The church was undergoing renovations but they had an elevator in the middle of the nave that took visitors up to the top of the dome for close-ups of the frescoes and the view from the top of the dome. One unique feature of the dome was the "whisper" effect of the acoustics. I could hear two men talking on the other side of the dome, 40 feet away, as if they were standing next to me. It reminded me of the dome at St. Paul's Cathedral in London, which had a similar sound effect.
I wandered through the Naschmarkt for lunch, then hopped on Vienna's subway system for a visit to Schonnbrunn Palace, the former summer residence of the Habsburg dynasty.
I'd skipped the Imperial Apartments at the Hofburg on Friday, but I was not about to miss the apartments at Schonnbrunn, including the famous Mirror Room where a six-year-old Mozart gave his first performance for Empress Maria Theresia. I admit that I got chills standing in the same room where Mozart once stood. Yes, I'm that geeky. I lingered in the gardens and "backyard" of the palace, marveling at how royalty used to live. Who needs that much house? According to the audio guide, the palace used to require over a thousand servants to maintain it. It's good to be the emperor.
My legs were starting to give out on me, but it was only 6 PM and I hadn't heard a concert in Vienna yet. I took the subway back to central Vienna and meandered back to my hotel past several more churches, most of them closing for the day. I was able to see Minoritenkirche inside and out, and as I passed Michaelerkirche I saw that they offered a free organ recital at 8 PM that night. Score! The organ in the church was built in 1714 and it is the oldest working Baroque organ in Austria. How could I pass up a chance to hear it?
The recital consisted of music from before 1700 and included a soprano soloist.
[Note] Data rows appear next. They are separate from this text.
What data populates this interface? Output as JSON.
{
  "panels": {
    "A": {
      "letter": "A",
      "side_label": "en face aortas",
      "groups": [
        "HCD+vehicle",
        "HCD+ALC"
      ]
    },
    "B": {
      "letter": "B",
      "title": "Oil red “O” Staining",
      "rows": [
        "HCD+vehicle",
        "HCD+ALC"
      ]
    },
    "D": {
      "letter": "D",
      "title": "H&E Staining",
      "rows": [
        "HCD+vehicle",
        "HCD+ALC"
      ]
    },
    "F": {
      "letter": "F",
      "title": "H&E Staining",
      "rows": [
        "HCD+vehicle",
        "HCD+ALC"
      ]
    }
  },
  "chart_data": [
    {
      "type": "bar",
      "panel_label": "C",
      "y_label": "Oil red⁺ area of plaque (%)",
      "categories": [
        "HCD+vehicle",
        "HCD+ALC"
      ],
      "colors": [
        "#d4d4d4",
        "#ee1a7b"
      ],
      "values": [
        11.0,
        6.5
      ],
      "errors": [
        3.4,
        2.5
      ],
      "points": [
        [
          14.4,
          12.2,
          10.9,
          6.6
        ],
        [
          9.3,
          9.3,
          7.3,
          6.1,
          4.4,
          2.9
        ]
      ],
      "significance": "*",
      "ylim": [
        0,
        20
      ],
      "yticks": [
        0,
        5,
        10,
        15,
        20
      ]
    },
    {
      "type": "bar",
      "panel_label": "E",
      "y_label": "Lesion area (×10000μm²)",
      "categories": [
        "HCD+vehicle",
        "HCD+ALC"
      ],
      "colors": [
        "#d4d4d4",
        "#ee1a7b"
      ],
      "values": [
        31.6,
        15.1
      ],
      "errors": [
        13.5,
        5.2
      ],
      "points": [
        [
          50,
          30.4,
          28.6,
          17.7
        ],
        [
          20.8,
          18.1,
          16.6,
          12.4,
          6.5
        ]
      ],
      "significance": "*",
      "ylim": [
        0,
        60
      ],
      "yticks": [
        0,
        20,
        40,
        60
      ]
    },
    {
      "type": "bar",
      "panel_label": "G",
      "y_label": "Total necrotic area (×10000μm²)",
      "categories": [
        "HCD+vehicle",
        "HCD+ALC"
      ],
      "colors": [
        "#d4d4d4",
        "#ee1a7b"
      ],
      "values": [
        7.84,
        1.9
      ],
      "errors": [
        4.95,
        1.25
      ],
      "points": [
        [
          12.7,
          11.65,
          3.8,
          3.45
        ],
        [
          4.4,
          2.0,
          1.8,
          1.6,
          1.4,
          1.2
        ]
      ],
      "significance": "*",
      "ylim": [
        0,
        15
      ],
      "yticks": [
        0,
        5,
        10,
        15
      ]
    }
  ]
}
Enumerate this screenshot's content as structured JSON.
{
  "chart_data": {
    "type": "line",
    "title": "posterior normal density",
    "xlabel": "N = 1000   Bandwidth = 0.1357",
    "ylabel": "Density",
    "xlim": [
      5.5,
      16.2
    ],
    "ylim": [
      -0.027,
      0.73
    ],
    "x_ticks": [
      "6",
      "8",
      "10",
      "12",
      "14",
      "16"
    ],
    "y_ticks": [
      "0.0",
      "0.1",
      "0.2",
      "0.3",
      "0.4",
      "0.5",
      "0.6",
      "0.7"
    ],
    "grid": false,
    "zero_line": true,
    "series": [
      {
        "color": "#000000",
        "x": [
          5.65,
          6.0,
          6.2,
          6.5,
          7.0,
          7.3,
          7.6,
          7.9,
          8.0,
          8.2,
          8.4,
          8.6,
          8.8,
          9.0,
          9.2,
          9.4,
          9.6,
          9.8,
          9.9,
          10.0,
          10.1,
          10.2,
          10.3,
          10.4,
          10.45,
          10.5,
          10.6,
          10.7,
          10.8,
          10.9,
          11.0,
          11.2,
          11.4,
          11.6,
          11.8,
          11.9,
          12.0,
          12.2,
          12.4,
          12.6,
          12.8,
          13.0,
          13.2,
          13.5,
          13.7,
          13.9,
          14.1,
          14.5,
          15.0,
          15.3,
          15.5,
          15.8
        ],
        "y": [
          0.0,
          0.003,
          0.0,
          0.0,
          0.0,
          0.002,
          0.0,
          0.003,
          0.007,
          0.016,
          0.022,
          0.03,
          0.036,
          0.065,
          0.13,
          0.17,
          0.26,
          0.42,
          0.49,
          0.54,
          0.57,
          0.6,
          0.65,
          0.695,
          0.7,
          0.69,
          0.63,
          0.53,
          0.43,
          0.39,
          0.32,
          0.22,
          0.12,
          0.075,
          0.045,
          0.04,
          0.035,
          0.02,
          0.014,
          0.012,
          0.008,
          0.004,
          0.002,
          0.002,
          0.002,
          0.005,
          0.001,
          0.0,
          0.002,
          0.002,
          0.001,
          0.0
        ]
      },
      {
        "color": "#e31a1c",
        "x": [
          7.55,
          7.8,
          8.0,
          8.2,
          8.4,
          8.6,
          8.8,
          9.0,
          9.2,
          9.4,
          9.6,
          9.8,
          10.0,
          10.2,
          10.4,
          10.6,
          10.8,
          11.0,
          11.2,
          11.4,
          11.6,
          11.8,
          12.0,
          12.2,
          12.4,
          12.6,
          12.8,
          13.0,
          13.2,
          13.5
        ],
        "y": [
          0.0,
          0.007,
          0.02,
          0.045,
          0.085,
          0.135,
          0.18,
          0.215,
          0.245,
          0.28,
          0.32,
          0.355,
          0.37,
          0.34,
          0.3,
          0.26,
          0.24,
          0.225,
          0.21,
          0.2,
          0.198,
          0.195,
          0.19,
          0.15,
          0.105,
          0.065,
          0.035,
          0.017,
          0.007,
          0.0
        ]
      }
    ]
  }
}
The organ sound was sublime, almost ethereal. The bass notes didn't shake the floor like the organs I've heard in the United States do, but they're all of Victorian or later vintage and I suspect that the massive organ sound I'm accustomed to is a product of that era. I imagined that this was the sort of organ Bach would have played for all those cantatas he wrote in Leipzig. There was a church employee (the "MC") who introduced the soloist and the music and told us a few "fun facts" about the organ and the church. He said that Michaelerkirche was the site of the first performance of Mozart's Requiem in December 1791, and that they think that Haydn himself used to play the organ at the church as he lived nearby.
After the recital the organist invited the audience up to the organ loft for a tour and a demonstration of the workings of the organ. He only spoke German so the "MC" provided near-simultaneous English translation. I had the feeling these two had done this routine before. The organ console had a speaker on it so that the orchestra and choir (which would sit up in the organ loft as well) could hear the organ, much as monitors work for a rock band in concert. The soloist played a few measures of one of the pieces from the recital with all of us standing up there, so we could hear and feel the organ up close. The whole event was fascinating.
|The largest pipes on the organ|
I had dinner at Figlmuller's, the best restaurant for schnitzel in Vienna. I looked at the menu but didn't need it. A minute after I sat down the waiter brought the gentlemen next to me their food, and I said "I'll have what they're having."